El proyecto recupera también materiales y soluciones ligadas a la construcción local. Los muros de piedra seca con basalto y los recorridos entre terrazas remiten al pasado agrícola de la isla, pero lo hacen desde un lenguaje contemporáneo. Esa combinación entre memoria y diseño ha sido una de las claves de su recepción dentro del sector.
Ese enfoque ya obtuvo reconocimiento institucional. En 2024, Bancal Hotel & Spa recibió el premio de CaixaBank a la mejor rehabilitación hotelera de más de 100 habitaciones, un galardón que puso el foco en la recuperación de un complejo inacabado durante años y en su integración en el territorio.
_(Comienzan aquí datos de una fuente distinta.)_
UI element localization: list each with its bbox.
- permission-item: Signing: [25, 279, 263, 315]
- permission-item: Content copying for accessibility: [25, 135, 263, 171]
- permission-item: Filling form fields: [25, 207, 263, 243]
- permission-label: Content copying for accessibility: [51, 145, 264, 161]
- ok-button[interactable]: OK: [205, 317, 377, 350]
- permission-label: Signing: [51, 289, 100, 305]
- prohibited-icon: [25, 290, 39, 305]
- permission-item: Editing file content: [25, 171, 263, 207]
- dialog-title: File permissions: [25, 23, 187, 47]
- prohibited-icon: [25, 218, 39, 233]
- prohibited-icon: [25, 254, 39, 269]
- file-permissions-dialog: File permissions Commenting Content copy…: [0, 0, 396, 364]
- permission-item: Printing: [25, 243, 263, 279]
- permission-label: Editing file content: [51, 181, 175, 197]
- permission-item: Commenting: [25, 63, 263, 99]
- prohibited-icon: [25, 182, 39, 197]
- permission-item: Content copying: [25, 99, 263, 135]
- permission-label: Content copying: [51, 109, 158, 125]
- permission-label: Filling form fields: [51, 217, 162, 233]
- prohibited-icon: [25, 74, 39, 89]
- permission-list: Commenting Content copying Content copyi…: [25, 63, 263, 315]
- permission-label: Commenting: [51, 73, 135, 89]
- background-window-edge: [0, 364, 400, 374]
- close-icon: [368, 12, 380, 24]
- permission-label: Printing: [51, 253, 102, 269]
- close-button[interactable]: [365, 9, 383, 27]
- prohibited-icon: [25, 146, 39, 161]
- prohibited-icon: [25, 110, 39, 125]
Energía, agua y vegetación: los tres ejes de su estrategia ambiental
La sostenibilidad no se limita aquí al discurso arquitectónico. El establecimiento funciona íntegramente con energía eléctrica y cuenta con más de 2.000 módulos fotovoltaicos, una infraestructura que cubre una parte significativa de su consumo. En un contexto de presión creciente sobre los recursos en territorios insulares, la eficiencia energética se ha convertido en un elemento central del debate turístico en Canarias.
A esa base se suman sistemas de reutilización de agua, jardinería adaptada al clima local y una revegetación con especies autóctonas de bajo consumo hídrico. La idea no pasa solo por reducir el impacto del complejo, sino por reforzar su integración visual y ecológica en la ladera.
Ese trabajo fue premiado de nuevo en 2025 con el Premio RSC Hotelera en la categoría medioambiental, impulsado por Fundación Intermundial, Tourism&Law y CEHAT. El reconocimiento distinguió, entre otros aspectos, la revegetación con flora autóctona y las medidas dirigidas a reducir los consumos de agua y energía.
De cara a 2026, el hotel prevé seguir desarrollando nuevas iniciativas para rebajar su huella de carbono y ajustar todavía más el uso de recursos. Ese calendario futuro encaja con una tendencia cada vez más extendida en la industria: la sostenibilidad ya no se mide solo por la apertura de un proyecto, sino por su capacidad de mejorar con el tiempo.

Un enclave estratégico en una isla marcada por la naturaleza
La ubicación también explica parte de su interés. Situado sobre un acantilado y a unos 5 kilómetros de San Sebastián de La Gomera, el hotel se encuentra además cerca del Parque Nacional de Garajonay, declarado Patrimonio Mundial por la UNESCO. En una isla donde la naturaleza no es un decorado sino el principal argumento de viaje, esa proximidad tiene peso real en la experiencia del visitante.
La Gomera mantiene un perfil singular dentro del archipiélago: menor escala, relieve abrupto y una identidad cultural muy ligada al territorio. En ese marco, propuestas como Bancal Hotel & Spa conectan con un viajero que busca paisaje, calma y bienestar, pero también una relación más coherente con el lugar al que llega.
Qué ofrece hoy el hotel
El establecimiento cuenta con 276 habitaciones y suites, además de nueve restaurantes y bares y un espacio de bienestar, AUALA Wellness & Spa, con hidroterapia, haloterapia y tratamientos personalizados, según recoge la web oficial de Bancal Hotel & Spa. La oferta se completa con actividades vinculadas a la naturaleza y la cultura local, una línea cada vez más habitual en los hoteles que buscan diferenciarse a través del destino y no solo del servicio.
Más que una apertura aislada, Bancal Hotel & Spa refleja un cambio de fondo en la hospitalidad de alta gama en España: menos artificio, más contexto; menos desconexión del entorno, más diálogo con él. En La Gomera, esa conversación pasa inevitablemente por los bancales, por el paisaje y por la manera en que ambos siguen definiendo el presente de la isla.